Interior Secretary set to ignore overwhelming public feedback in scrapping landmark sage-grouse conservation plans
In less than one year on the job, Interior Secretary Zinke has taken a wrecking ball to America’s public lands legacy. From the unprecedented step of dramatically shrinking national monuments to proposing massive entrance fee hikes for national parks, he has made his doctrine clear — public lands are for extractive industries, not the American people.
Zinke has justified his actions by saying he’s merely listening to the public, but a closer look shows the public overwhelmingly supports conserving our public lands for future generations and opposes selling out our lands to oil, gas, and coal companies. For example, more than 2.8 million Americans, along with local businesses and the burgeoning outdoor industry, asked Zinke to leave our national monuments intact. He expressly rejected that input in recommending that President Trump dramatically shrink six national monuments.
Now, after Zinke announced his intent to eviscerate collaborative land management plans that balance sage-grouse conservation with energy development, Westerners are asking him to honor the deal that was struck and leave the plans alone. The feedback has been overwhelming:
- The Bureau of Land Management and the Forest Service collectively received nearly 400,000 comments urging them to leave sage-grouse conservation plans intact.
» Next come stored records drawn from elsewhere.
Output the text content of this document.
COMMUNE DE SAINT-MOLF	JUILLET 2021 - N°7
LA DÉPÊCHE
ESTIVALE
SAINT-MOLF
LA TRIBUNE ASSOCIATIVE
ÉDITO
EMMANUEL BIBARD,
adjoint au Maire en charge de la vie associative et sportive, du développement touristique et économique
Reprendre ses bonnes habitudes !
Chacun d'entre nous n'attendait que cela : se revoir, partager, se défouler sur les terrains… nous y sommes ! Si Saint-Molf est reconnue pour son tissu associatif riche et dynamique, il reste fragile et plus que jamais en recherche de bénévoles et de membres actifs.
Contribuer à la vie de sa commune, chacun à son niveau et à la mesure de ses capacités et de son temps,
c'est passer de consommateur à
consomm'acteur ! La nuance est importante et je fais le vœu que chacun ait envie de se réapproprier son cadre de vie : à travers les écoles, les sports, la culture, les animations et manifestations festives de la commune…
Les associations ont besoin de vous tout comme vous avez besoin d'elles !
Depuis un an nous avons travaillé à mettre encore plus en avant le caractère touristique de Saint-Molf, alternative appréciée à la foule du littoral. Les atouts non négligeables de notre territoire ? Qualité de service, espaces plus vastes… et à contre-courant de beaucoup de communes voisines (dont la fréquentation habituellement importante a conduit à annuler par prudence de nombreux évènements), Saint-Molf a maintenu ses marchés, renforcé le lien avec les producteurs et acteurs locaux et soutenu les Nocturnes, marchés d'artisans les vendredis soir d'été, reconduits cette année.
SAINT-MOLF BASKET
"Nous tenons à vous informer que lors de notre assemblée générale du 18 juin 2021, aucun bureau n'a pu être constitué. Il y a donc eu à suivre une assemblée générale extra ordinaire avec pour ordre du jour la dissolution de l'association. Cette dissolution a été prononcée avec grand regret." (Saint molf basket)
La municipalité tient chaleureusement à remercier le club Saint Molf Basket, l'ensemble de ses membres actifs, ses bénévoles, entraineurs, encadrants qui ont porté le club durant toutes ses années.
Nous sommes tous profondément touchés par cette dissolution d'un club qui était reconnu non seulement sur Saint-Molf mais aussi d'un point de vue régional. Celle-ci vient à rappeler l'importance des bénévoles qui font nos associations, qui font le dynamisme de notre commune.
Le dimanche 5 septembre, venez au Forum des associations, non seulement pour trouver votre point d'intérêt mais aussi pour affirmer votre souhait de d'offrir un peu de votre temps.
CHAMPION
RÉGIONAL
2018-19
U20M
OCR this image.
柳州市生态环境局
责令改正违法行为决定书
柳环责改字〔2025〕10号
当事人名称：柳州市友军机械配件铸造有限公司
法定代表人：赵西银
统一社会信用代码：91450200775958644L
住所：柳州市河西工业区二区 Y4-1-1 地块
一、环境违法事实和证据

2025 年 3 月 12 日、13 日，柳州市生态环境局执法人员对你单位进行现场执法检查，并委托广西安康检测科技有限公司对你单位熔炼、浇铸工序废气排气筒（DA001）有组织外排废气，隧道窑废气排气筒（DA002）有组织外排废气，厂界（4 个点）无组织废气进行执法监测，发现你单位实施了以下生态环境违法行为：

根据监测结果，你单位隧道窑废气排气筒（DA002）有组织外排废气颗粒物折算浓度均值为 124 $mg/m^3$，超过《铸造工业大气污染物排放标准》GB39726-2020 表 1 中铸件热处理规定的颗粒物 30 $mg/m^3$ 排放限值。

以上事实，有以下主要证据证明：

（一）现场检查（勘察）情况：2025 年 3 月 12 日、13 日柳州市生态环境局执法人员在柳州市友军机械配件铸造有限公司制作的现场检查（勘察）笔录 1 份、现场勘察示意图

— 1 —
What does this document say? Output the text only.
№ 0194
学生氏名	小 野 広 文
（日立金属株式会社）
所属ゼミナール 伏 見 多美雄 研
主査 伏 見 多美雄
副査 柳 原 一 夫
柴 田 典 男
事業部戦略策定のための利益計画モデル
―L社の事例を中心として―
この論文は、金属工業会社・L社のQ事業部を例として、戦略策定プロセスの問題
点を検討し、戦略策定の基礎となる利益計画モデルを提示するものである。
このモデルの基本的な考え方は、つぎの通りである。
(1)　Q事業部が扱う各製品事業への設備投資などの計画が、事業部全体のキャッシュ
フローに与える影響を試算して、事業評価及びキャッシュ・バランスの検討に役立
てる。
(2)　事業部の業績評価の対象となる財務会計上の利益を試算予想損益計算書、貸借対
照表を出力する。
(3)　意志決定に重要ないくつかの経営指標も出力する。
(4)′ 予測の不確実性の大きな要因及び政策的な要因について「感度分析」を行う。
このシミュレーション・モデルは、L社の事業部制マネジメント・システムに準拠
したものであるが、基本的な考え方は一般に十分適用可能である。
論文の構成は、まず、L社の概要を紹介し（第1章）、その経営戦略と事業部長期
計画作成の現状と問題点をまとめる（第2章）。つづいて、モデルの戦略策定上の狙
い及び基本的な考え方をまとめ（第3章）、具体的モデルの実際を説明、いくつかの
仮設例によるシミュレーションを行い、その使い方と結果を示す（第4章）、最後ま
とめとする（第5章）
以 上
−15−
- At 15 public meetings scattered across the region, sportsmen and women, ranchers, business owners, and conservationists urged the agencies to honor the deal they brokered in 2015.
- Western governors of both parties, including Matt Mead (R-WY), John Hickenlooper (D-CO), Brian Sandoval (R-NV), and Steve Bullock (D-MT), made it clear that major changes to the plans are not needed.
- A poll just released by Colorado College found that 64 percent of Westerners support keeping the existing plans in place.
- Editorial boards and opinion writers around the West have asked Zinke to leave the sage-grouse plans alone.